Most of the water crisis is man-made, either because we have allowed the water to be polluted or [because] we have not invested properly in distribution systems or in strengthening and improving public water systems around the world.

The forces pushing for the privatisation of drinking water supply and irrigation argue that corrupt local governments do not deliver services efficiently to the public and that private companies are more efficient and would augment investment. The other argument is that only when people are charged the true value of water will they learn to conserve it. How far is this true?

We believe that anything that can be done in the private sector can also be done in the public sector, so there is no inherent advantage to private water management.

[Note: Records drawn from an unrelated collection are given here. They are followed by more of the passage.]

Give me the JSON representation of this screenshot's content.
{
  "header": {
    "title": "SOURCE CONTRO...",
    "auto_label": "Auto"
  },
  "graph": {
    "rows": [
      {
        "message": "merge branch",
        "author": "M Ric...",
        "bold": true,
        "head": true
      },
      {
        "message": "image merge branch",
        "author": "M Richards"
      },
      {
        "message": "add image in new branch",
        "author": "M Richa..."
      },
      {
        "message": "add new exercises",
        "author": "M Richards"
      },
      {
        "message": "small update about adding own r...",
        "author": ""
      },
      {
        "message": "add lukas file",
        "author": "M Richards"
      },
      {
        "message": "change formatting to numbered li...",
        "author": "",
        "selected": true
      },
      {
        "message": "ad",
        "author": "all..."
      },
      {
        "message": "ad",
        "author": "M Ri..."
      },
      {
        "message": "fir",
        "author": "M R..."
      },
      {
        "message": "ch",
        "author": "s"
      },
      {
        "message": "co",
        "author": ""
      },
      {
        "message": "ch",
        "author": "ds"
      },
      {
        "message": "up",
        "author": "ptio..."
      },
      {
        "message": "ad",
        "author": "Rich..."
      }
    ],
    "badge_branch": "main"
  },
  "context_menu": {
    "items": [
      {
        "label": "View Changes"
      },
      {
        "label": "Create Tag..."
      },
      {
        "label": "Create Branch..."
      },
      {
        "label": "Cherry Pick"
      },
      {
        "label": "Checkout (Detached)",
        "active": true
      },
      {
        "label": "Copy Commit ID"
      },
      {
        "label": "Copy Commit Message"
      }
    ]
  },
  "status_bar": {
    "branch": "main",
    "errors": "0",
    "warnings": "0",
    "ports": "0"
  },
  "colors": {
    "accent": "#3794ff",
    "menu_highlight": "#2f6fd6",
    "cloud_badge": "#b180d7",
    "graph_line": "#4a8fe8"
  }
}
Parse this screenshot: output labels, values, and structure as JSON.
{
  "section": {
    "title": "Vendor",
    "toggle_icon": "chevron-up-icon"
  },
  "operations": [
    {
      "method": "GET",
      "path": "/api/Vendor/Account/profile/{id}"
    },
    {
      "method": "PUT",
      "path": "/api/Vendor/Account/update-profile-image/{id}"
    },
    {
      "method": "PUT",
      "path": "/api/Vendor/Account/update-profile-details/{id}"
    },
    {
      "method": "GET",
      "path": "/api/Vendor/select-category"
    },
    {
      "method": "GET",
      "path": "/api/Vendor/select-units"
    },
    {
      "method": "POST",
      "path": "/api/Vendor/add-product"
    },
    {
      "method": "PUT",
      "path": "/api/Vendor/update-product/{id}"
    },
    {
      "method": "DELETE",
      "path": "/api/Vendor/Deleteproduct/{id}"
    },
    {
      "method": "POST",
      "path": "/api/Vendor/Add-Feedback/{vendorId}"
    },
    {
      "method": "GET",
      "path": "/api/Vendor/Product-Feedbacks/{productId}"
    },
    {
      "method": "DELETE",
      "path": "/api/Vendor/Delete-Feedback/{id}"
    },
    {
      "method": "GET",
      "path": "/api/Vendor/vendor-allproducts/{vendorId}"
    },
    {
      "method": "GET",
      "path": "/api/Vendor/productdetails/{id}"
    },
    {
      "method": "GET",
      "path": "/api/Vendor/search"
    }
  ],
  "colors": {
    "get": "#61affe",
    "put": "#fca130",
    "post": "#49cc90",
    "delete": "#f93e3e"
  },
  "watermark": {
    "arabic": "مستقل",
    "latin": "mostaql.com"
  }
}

What does happen in water privatisation is that the democratic mechanisms that may have existed for management and community participation are no longer relevant. This is very dangerous because we believe that the goal must be enforcing the human right to water and ensuring that water remains a public trust.

Of course, there are things that can be done and should be done to improve public water management. This does include dealing with any corruption, but it should be noted that the public sector does not have a monopoly on corruption and private companies also have been proven to be corrupt.

Charging for water, we believe, is also contentious and we do not agree that the market should control water resources. The market would control water through pricing and this means that those who cannot afford to buy water would not have access to water. This is a violation of the human right to water.

Of course, raising the price of water would result in some reduction in consumption, but this would occur disproportionately in the poor. Normal market systems reward increased consumption by charging large users lower per unit costs. Applying the market to water could then have the absurd result of charging the poorest, who need water to survive, more than the richest, who are using the water for other, more frivolous, purposes. This is the paradox of the market. Water is a natural monopoly and must not be controlled by private interestsbecause it belongs to people and nature and even future generations.

What should be done to make water for all a human right? How should this common resource be managed more sustainably and equitably?

We are advocating an international treaty with binding enforcement mechanisms on the right to water. We believe that both states and non-state actors such as corporations must be held accountable for violations of the right to water.

We believe there needs to be added investment in public water systems to improve efficiencies and we think that framing solutions within the right to water will produce sustainable water management. We all have a stake in protecting our water systems and we must do this now before it is too late. Sustainability and equity must be the cornerstones of our common water future. Democratic participation and social control are other keys to a positive water future and we must develop these mechanisms more fully in the future as essential parts of well-functioning water systems.